咲良さくらには、やっぱり隠せないんだね。」


 1番最初にせつは、喜んでいるような残念がっているような感じでそう私に伝えた。

 変なやつ……


「??、言っている意味が分からないわね。まず、あなたと会ったのはこれが初対面だと思うのだけれど、間違いないかしら?」

「さぁ。少なくとも僕は君を知ってるよ。そして、君を守ることが僕の使命だし、したいことだ。」

「ますます、意味が分からないわね。どういうこと?」

「これが、僕の目的。これ以上咲良にどうこう言うつもりは無いよ。できれば、君に思い出して欲しくないからね。」


 なんのことかしら……

 でも、せつからはこれ以上何も答えないという雰囲気が出ていたので、聞くに聞けなかった。

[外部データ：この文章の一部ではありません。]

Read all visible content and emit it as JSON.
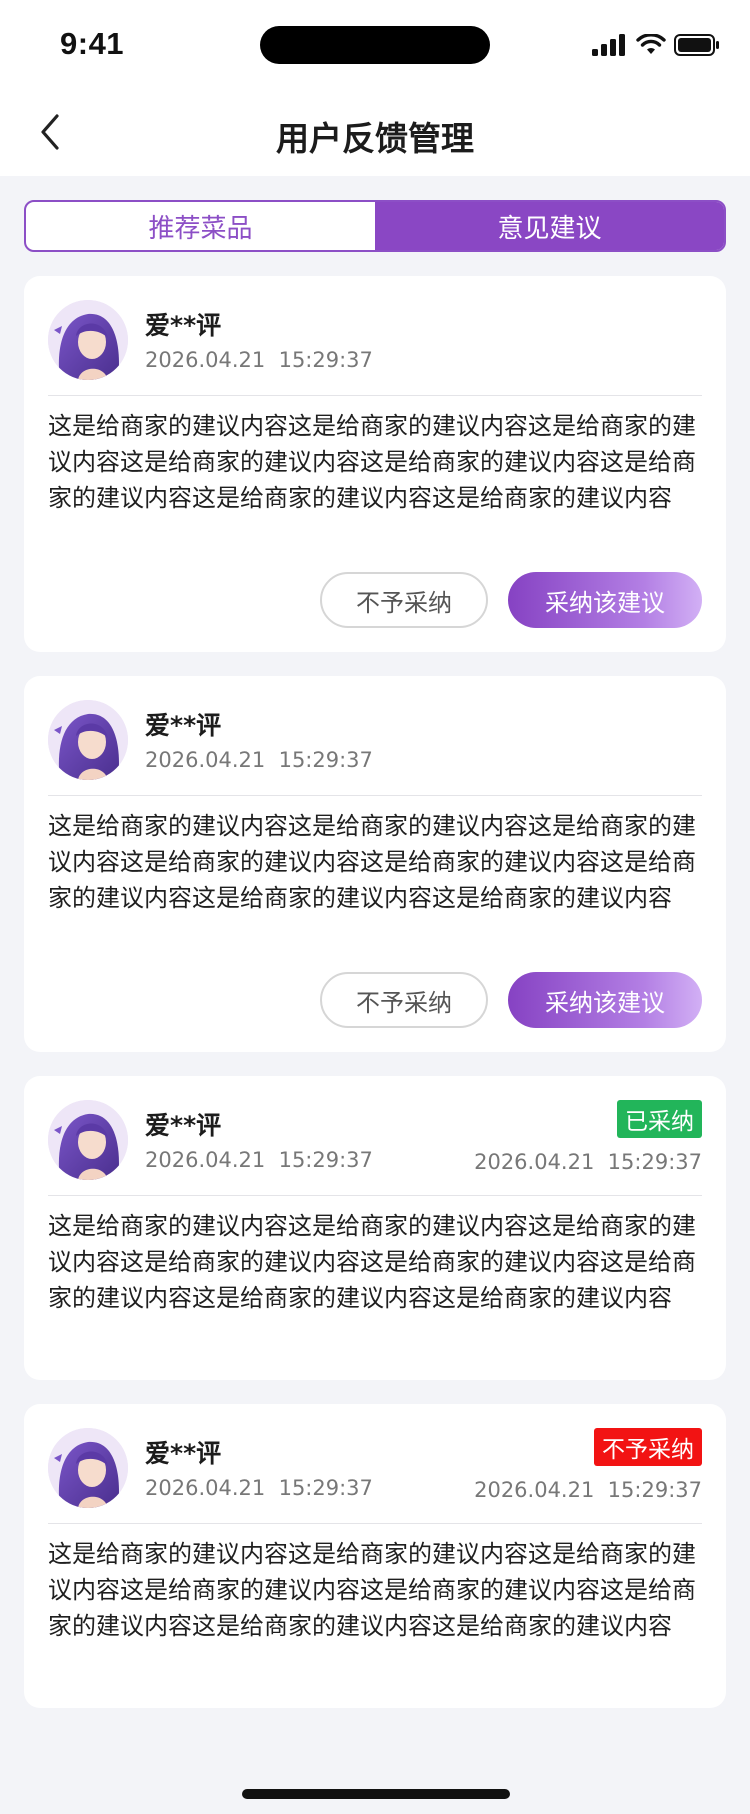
{
  "status_bar": {
    "time": "9:41"
  },
  "nav": {
    "title": "用户反馈管理"
  },
  "tabs": [
    {
      "label": "推荐菜品",
      "active": false
    },
    {
      "label": "意见建议",
      "active": true
    }
  ],
  "actions": {
    "reject_label": "不予采纳",
    "accept_label": "采纳该建议"
  },
  "feedback": [
    {
      "user": "爱**评",
      "date": "2026.04.21  15:29:37",
      "content": "这是给商家的建议内容这是给商家的建议内容这是给商家的建议内容这是给商家的建议内容这是给商家的建议内容这是给商家的建议内容这是给商家的建议内容这是给商家的建议内容"
    },
    {
      "user": "爱**评",
      "date": "2026.04.21  15:29:37",
      "content": "这是给商家的建议内容这是给商家的建议内容这是给商家的建议内容这是给商家的建议内容这是给商家的建议内容这是给商家的建议内容这是给商家的建议内容这是给商家的建议内容"
    },
    {
      "user": "爱**评",
      "date": "2026.04.21  15:29:37",
      "status": "已采纳",
      "status_color": "#22b55a",
      "status_date": "2026.04.21  15:29:37",
      "content": "这是给商家的建议内容这是给商家的建议内容这是给商家的建议内容这是给商家的建议内容这是给商家的建议内容这是给商家的建议内容这是给商家的建议内容这是给商家的建议内容"
    },
    {
      "user": "爱**评",
      "date": "2026.04.21  15:29:37",
      "status": "不予采纳",
      "status_color": "#f21313",
      "status_date": "2026.04.21  15:29:37",
      "content": "这是给商家的建议内容这是给商家的建议内容这是给商家的建议内容这是给商家的建议内容这是给商家的建议内容这是给商家的建议内容这是给商家的建议内容这是给商家的建议内容"
    }
  ],
  "colors": {
    "accent": "#8a47c4",
    "accepted": "#22b55a",
    "rejected": "#f21313"
  }
}
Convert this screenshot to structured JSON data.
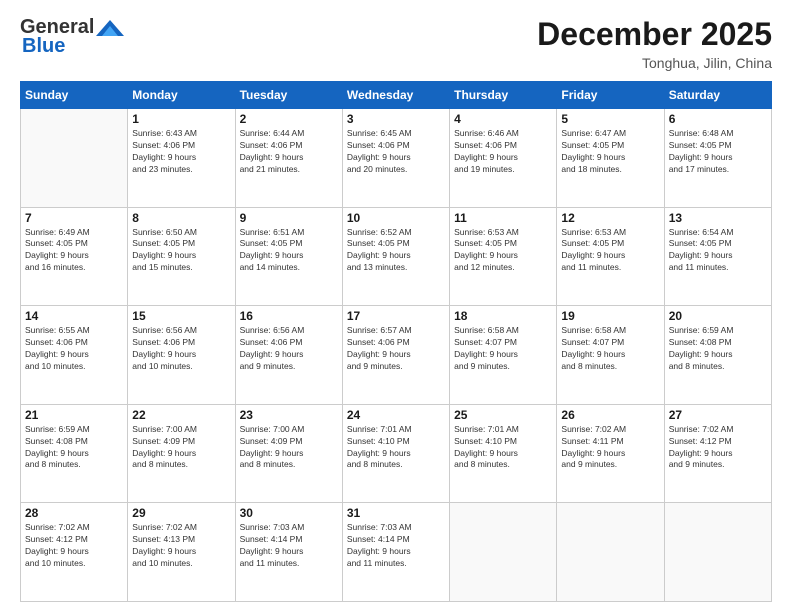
{
  "header": {
    "logo_general": "General",
    "logo_blue": "Blue",
    "title": "December 2025",
    "location": "Tonghua, Jilin, China"
  },
  "calendar": {
    "days_of_week": [
      "Sunday",
      "Monday",
      "Tuesday",
      "Wednesday",
      "Thursday",
      "Friday",
      "Saturday"
    ],
    "weeks": [
      [
        {
          "day": "",
          "info": ""
        },
        {
          "day": "1",
          "info": "Sunrise: 6:43 AM\nSunset: 4:06 PM\nDaylight: 9 hours\nand 23 minutes."
        },
        {
          "day": "2",
          "info": "Sunrise: 6:44 AM\nSunset: 4:06 PM\nDaylight: 9 hours\nand 21 minutes."
        },
        {
          "day": "3",
          "info": "Sunrise: 6:45 AM\nSunset: 4:06 PM\nDaylight: 9 hours\nand 20 minutes."
        },
        {
          "day": "4",
          "info": "Sunrise: 6:46 AM\nSunset: 4:06 PM\nDaylight: 9 hours\nand 19 minutes."
        },
        {
          "day": "5",
          "info": "Sunrise: 6:47 AM\nSunset: 4:05 PM\nDaylight: 9 hours\nand 18 minutes."
        },
        {
          "day": "6",
          "info": "Sunrise: 6:48 AM\nSunset: 4:05 PM\nDaylight: 9 hours\nand 17 minutes."
        }
      ],
      [
        {
          "day": "7",
          "info": "Sunrise: 6:49 AM\nSunset: 4:05 PM\nDaylight: 9 hours\nand 16 minutes."
        },
        {
          "day": "8",
          "info": "Sunrise: 6:50 AM\nSunset: 4:05 PM\nDaylight: 9 hours\nand 15 minutes."
        },
        {
          "day": "9",
          "info": "Sunrise: 6:51 AM\nSunset: 4:05 PM\nDaylight: 9 hours\nand 14 minutes."
        },
        {
          "day": "10",
          "info": "Sunrise: 6:52 AM\nSunset: 4:05 PM\nDaylight: 9 hours\nand 13 minutes."
        },
        {
          "day": "11",
          "info": "Sunrise: 6:53 AM\nSunset: 4:05 PM\nDaylight: 9 hours\nand 12 minutes."
        },
        {
          "day": "12",
          "info": "Sunrise: 6:53 AM\nSunset: 4:05 PM\nDaylight: 9 hours\nand 11 minutes."
        },
        {
          "day": "13",
          "info": "Sunrise: 6:54 AM\nSunset: 4:05 PM\nDaylight: 9 hours\nand 11 minutes."
        }
      ],
      [
        {
          "day": "14",
          "info": "Sunrise: 6:55 AM\nSunset: 4:06 PM\nDaylight: 9 hours\nand 10 minutes."
        },
        {
          "day": "15",
          "info": "Sunrise: 6:56 AM\nSunset: 4:06 PM\nDaylight: 9 hours\nand 10 minutes."
        },
        {
          "day": "16",
          "info": "Sunrise: 6:56 AM\nSunset: 4:06 PM\nDaylight: 9 hours\nand 9 minutes."
        },
        {
          "day": "17",
          "info": "Sunrise: 6:57 AM\nSunset: 4:06 PM\nDaylight: 9 hours\nand 9 minutes."
        },
        {
          "day": "18",
          "info": "Sunrise: 6:58 AM\nSunset: 4:07 PM\nDaylight: 9 hours\nand 9 minutes."
        },
        {
          "day": "19",
          "info": "Sunrise: 6:58 AM\nSunset: 4:07 PM\nDaylight: 9 hours\nand 8 minutes."
        },
        {
          "day": "20",
          "info": "Sunrise: 6:59 AM\nSunset: 4:08 PM\nDaylight: 9 hours\nand 8 minutes."
        }
      ],
      [
        {
          "day": "21",
          "info": "Sunrise: 6:59 AM\nSunset: 4:08 PM\nDaylight: 9 hours\nand 8 minutes."
        },
        {
          "day": "22",
          "info": "Sunrise: 7:00 AM\nSunset: 4:09 PM\nDaylight: 9 hours\nand 8 minutes."
        },
        {
          "day": "23",
          "info": "Sunrise: 7:00 AM\nSunset: 4:09 PM\nDaylight: 9 hours\nand 8 minutes."
        },
        {
          "day": "24",
          "info": "Sunrise: 7:01 AM\nSunset: 4:10 PM\nDaylight: 9 hours\nand 8 minutes."
        },
        {
          "day": "25",
          "info": "Sunrise: 7:01 AM\nSunset: 4:10 PM\nDaylight: 9 hours\nand 8 minutes."
        },
        {
          "day": "26",
          "info": "Sunrise: 7:02 AM\nSunset: 4:11 PM\nDaylight: 9 hours\nand 9 minutes."
        },
        {
          "day": "27",
          "info": "Sunrise: 7:02 AM\nSunset: 4:12 PM\nDaylight: 9 hours\nand 9 minutes."
        }
      ],
      [
        {
          "day": "28",
          "info": "Sunrise: 7:02 AM\nSunset: 4:12 PM\nDaylight: 9 hours\nand 10 minutes."
        },
        {
          "day": "29",
          "info": "Sunrise: 7:02 AM\nSunset: 4:13 PM\nDaylight: 9 hours\nand 10 minutes."
        },
        {
          "day": "30",
          "info": "Sunrise: 7:03 AM\nSunset: 4:14 PM\nDaylight: 9 hours\nand 11 minutes."
        },
        {
          "day": "31",
          "info": "Sunrise: 7:03 AM\nSunset: 4:14 PM\nDaylight: 9 hours\nand 11 minutes."
        },
        {
          "day": "",
          "info": ""
        },
        {
          "day": "",
          "info": ""
        },
        {
          "day": "",
          "info": ""
        }
      ]
    ]
  }
}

 でも、私は1番の心配だったことが無くなってやっと落ち着けた。


「じゃあ、あんたは私のこの右目が狙いなわけじゃあないのね。」

「そうだよ。君を守るのに、君を狙ったら意味がないだろう。」

「それも……そうね。」


 私の右目は、人とは違う。

 それは、色が違うとかそういうレベルじゃなくて、根本的に違うのだ。

 まぁ、色も違うけど……


「君のその金色の右目は、特殊だ。物の怪からみても人からみても。その右目は、僕たち物の怪の本性を見ただけで暴くことができる。それは、物の怪たちにとって脅威でもあるし、味方にしたらとても利用価値の高いものでもある。」


 そう……これが私が物の怪に特別狙われやすい理由だ。

 ついでに、私がせつに会う前に不安そうにしていた理由でもある。

 人だったら、自分と違う目をした人が許嫁とか、嫌がるから……

 傍から見たような、色の違う両目ってかっこいいなんていう生ぬるい話ではないのだ。



 私のこの金色の右目は、実は物の怪のものである。

 物の怪というよりも、もっと邪悪なものだ。

 そのせいで、6歳の頃から何度も物の怪に利用されそうになったり消されそうになったりしていた。

 今なら、一発退魔だけど。



 狙われるようになったのは、確か6歳の頃だったかしら……

 それに関連しているのは両親の死。

 私は、ここに重大な何かが隠れていると思っている。

 だけど、両親は病院で息を引き取った。

 叔父さんに聞いても、病気だったとしか教えてくれないし。

 病名も知らない……


 あぁ、今はせつと話してる途中だったわね。

 せつは、碧色へきしょくの双眼で私を見つめていた。


「そう、なら次よ。あなた、狐の物の怪ね。その中でも、白狐びゃっこね。」

「あぁ。」

「どおりで、私の右目では見えづらかったわけだわ。」


 そして、叔父さんが気づけなかったことにも納得する。

 白狐などの神の使いなどと言われる物の怪は、完全に自分の妖気を消すことが出来る。

 普通の人や退魔では、気づくことが出来ない。

 フォローだけど、叔父さんは退魔師界隈ではとても有名で力の強い人だからね。


「この家で物の怪は、僕だけだ。咲良を案内してきたあおいは、僕の正体を知っているけれど。」


 また、意味がわからないことがでてきた。

 物の怪にとって自分の正体を知っているものは少ない方がいい。

 その方が、物の怪の身にとって安全で人を食べるときにも恐怖や不安を増やすことが出来るからだ。

 ちなみに、恐怖や不安をたくさんもっている人の方が美味しいらしい。


「それは、あなたにとってとても都合が悪いことでじゃないの?」

「いや、それほどでもないよ。蒼は、彼が小さかった頃からの知り合いだから。彼にここで働くように頼んだんだ。」

「そうまでして、ここに忍び込みたかったわけ?」

「さっき言っただろう。君を守るために来たんだって。もともと、この家は跡取りがいなかった。けっこう、地位の高い家でね。周りを蹴落としてここまで来たようだ。だから、跡取りがいないだなんてもらしたら、すぐに乗っ取られるだろう。だから、養子をもらうことも出来ない。そう考えた、この家の主人である裕太郎さんが君のその右目に目をつけてこの家の許嫁として、君の叔父さんに話をしたってわけだ。ようは、左右で目の色が違う女なんて嫁のあてがどこにもないだろうとね。許嫁がいるってことは、夫がいると周りの人は、思うからね。」


 ……ってことは、私の夫はもともと存在しなかったということになる。


「いずれバレるだろうけどその時までに何とかしようって。君をこの家を守るためだけに利用しようとしたんだ。」


 私は物の怪にも人にも利用されるのか……

 ふつふつとした怒りが私の中で湧き上がってきた。


「僕は最近まである理由で常世の方に行っていたから、君を見つけるのにとても手間取ってたんだ。その時に、この家のことを知って忍び込んだってわけ。先にここで働いといてくれって頼んでた蒼に紹介してもらってね。裕太郎さんは、喜んでたよ。はったりもそろそろ付けなくなってきたからね。早く、跡継ぎを見つけなきゃって焦ってた。そこに現れた捨て子で他に知り合いもいない僕を、君と同じように形だけの跡継ぎに出来るってね。あまり、意味は無いかもしれないけど君の叔父さんは、このことは知らなかったと思うよ。何回かこの家に来た時、とても嬉しそうだったから。」


 そう言って、せつは話をしめくくった。

 無言が続いた……


 私は、自分の気持ちをどう言葉にしたらいいか分からなくて……

 あとから、思えばこのときはせつに八つ当たりしてしまったんだと思う。


「私は、この家にはとつがない!あんたの嫁にもならない!あんたが、私を守らないといけなくても、私はあんたとは関わりたくない!もう二度と私の目の前に現れないで!!」



 そう言って、私は彼の目の前から走り去った。